Continuing this process, we obtain a filtration $$\mathbb{N} \supset I_1 \supset I_2 \supset \cdots$$ of index sets such that the series $$\sum_{n \in I_k} P(\lvert X_n - X \rvert \geq 1/k)$$
converges for all $k$. Taking the diagonal subsequence (indexed by $I_\infty$, say) whose $k$th term is given by the $k$th term in $(X_n)_{n \in I_k}$, we get that for any $\epsilon > 0$, the series
$$\sum_{n \in I_\infty} P(\lvert X_n - X \rvert \geq \epsilon)$$
converges. Indeed: choose any $k$ such that $1/k < \epsilon$. Consider the truncated index set $I_\infty^+$ obtained from $I_\infty$ by removing the $k-1$ smallest indices.

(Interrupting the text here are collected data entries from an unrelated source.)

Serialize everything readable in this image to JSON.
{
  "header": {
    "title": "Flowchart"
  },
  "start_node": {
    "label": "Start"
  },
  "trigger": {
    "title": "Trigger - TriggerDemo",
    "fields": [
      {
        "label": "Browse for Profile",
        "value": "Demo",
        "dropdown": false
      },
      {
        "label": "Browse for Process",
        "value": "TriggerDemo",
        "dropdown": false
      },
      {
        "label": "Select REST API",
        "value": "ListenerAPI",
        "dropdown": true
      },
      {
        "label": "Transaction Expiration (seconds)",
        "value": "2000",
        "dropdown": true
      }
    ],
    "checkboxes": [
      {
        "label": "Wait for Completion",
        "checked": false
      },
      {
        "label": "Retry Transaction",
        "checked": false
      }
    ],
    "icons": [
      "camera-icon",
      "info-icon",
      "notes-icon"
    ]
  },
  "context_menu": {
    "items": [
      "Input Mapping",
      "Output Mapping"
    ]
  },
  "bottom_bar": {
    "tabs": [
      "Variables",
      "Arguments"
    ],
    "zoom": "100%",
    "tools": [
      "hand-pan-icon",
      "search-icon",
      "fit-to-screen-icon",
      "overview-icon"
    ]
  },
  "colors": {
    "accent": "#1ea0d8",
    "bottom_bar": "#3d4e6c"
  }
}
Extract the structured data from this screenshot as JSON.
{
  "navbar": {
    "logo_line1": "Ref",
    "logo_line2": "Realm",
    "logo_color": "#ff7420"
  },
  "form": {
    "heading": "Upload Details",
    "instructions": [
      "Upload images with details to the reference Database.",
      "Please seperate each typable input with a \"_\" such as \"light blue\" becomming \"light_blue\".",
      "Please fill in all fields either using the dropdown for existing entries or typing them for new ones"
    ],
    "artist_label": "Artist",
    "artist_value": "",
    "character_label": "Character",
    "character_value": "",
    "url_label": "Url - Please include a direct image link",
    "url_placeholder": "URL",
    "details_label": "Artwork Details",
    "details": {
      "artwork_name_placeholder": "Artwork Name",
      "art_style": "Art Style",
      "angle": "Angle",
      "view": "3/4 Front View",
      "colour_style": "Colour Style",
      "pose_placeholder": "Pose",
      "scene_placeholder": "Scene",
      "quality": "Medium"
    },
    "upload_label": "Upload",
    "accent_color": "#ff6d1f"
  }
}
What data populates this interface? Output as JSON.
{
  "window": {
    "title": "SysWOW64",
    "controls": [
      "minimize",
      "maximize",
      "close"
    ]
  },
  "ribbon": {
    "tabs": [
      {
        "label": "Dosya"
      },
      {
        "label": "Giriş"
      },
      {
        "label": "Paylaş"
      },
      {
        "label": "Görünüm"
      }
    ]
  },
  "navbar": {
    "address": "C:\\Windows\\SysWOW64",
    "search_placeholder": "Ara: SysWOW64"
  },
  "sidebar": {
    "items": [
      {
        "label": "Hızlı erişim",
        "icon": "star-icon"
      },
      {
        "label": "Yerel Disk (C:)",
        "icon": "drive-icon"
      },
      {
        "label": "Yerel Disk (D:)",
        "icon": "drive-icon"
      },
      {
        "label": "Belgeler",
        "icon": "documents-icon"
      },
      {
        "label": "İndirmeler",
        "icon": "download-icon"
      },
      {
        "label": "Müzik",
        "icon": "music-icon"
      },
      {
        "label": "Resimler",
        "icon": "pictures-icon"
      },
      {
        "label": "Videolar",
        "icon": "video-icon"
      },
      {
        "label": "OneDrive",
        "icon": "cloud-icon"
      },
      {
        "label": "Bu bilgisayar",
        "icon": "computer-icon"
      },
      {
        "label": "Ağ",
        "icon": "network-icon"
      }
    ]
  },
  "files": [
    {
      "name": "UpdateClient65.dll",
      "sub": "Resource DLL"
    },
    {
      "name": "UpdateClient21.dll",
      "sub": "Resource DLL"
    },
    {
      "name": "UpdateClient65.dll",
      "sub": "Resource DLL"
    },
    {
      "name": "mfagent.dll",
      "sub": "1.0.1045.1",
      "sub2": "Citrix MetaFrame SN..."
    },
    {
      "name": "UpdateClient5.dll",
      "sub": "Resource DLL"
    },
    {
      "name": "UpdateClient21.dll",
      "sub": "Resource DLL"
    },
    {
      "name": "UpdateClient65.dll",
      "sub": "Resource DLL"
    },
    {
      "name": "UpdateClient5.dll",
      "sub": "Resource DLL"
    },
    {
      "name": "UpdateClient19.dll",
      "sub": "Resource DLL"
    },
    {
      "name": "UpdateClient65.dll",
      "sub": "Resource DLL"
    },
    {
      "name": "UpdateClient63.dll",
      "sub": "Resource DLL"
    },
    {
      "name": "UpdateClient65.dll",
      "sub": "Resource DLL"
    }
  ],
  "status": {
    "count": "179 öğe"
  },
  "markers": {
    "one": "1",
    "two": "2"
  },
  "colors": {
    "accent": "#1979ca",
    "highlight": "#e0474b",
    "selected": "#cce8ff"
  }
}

Because removal of finitely many terms doesn't affect convergence, the series above converges iff the truncated series $$\sum_{n \in I_\infty^+} P(\lvert X_n - X \rvert \geq \epsilon)$$ converges. But since $I_\infty^+ \subset I_k$, a simple comparison with the convergent series $$\sum_{n \in I_k} P(\lvert X_n - X \rvert \geq 1/k)$$ seals the deal.
Therefore $(X_n)_{n \in I_\infty} \to X$ almost surely, by $(c)$.